In a time beyond history, on two rock-bound islands, live The Sea People (Schocken; $14.95). The Greater Island is ruled by a king, the Lesser one by an old, blind oracle. Peace reigns until the king decides to move a red sunstone. Once the rock is disturbed, the Sea People experience an absolute shower of gold. But absolute shower corrupts absolutely, and soon the islands are threatened by pride and avarice. Only the old man's wisdom can rescue them from themselves ... This familiar tale is saved from banality by the panoramic artwork of Jorg Muller and Jorg Steiner. Gull's-eye views of the islands seem three-dimensional, and the huge pictures of ancient machinery and people have a Shakespearean sweep. "He always worked a triple-hinged surprise/ To end the scene and make one rub his eyes." So wrote Poet Vachel Lindsay about the master of the trick ending, O. Henry. None of his stories has received more notice than The Gift of the Magi (Neugebauer; $11.95); none is more appropriate to the season. As Christmas approaches, a young bride with long, luxuriant hair sells her locks to buy a watch fob for her husband. He, meanwhile, has pawned his timepiece to purchase a set of combs. Lisbeth Zwerger's biting line and soft, evocative palette illuminate the characters with an aura of a gaslit nobility, and burnish an antique until it shines. With two previous books, The Garden of Abdul Gasazi and last year's Jumanji, Chris Van Allsburg has become the reigning master of black-and-white illustration. In his third work, Ben's Dream (Houghton Mifflin; $8.95), the pictorial style far outdistances the story. Ben falls asleep and abruptly finds himself awash in a second flood. Only the tops of things show: the head and shoulders of the Statue of Liberty, the tip of Big Ben, the peak of Mount Rushmore, where the bust of George Washington finally wakes the boy up. Reading this dream is a little like watching a musical and whistling the scenery. Van Allsburg's narrative is a device worn with overuse. But the drawings are the stuff of collectors'items: representations of what the world would look like if it ever rained again for 40 days and 40 nights.

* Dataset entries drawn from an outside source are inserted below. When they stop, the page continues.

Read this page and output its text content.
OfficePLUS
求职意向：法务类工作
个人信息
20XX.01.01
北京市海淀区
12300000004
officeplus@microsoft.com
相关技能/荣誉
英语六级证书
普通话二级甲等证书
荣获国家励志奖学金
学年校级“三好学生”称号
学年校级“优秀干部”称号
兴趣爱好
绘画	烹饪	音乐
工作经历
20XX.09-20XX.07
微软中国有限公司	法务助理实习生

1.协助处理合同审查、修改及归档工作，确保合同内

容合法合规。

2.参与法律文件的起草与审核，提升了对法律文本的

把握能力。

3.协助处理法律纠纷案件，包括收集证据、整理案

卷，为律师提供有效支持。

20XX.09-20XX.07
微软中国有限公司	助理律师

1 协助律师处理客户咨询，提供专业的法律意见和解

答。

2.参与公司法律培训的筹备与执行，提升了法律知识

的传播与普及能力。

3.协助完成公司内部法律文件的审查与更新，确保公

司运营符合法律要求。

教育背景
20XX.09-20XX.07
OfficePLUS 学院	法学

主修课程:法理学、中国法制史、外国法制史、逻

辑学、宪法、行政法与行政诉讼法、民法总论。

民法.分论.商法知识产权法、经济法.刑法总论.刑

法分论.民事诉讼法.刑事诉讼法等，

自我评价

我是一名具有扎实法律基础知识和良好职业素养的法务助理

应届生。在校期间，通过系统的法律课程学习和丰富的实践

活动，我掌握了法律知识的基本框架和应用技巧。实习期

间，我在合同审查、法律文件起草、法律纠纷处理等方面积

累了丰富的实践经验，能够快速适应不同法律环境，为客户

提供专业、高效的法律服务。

Flood II also seeps through Squid & Spider (Prentice-Hall; $10.95). Guy Billout imagines the passenger list for a new ark: 800,000 insects; 8,580 birds; 6,000 reptiles. On the way, he renders the fauna with his dazzling high-tech style. The text brims with trivia guaranteed to hypnotize the young: crocodiles swallow stones to aid digestion; giraffes give birth standing up; the sperm whale can hold its breath for an hour. No illustration is more comically apropos than the one of St. Nicholas pulled by a sole reindeer. As wolves pursue his sleigh, Santa diverts them by tossing wrapped packages overboard. After all, even predators deserve happy holidays.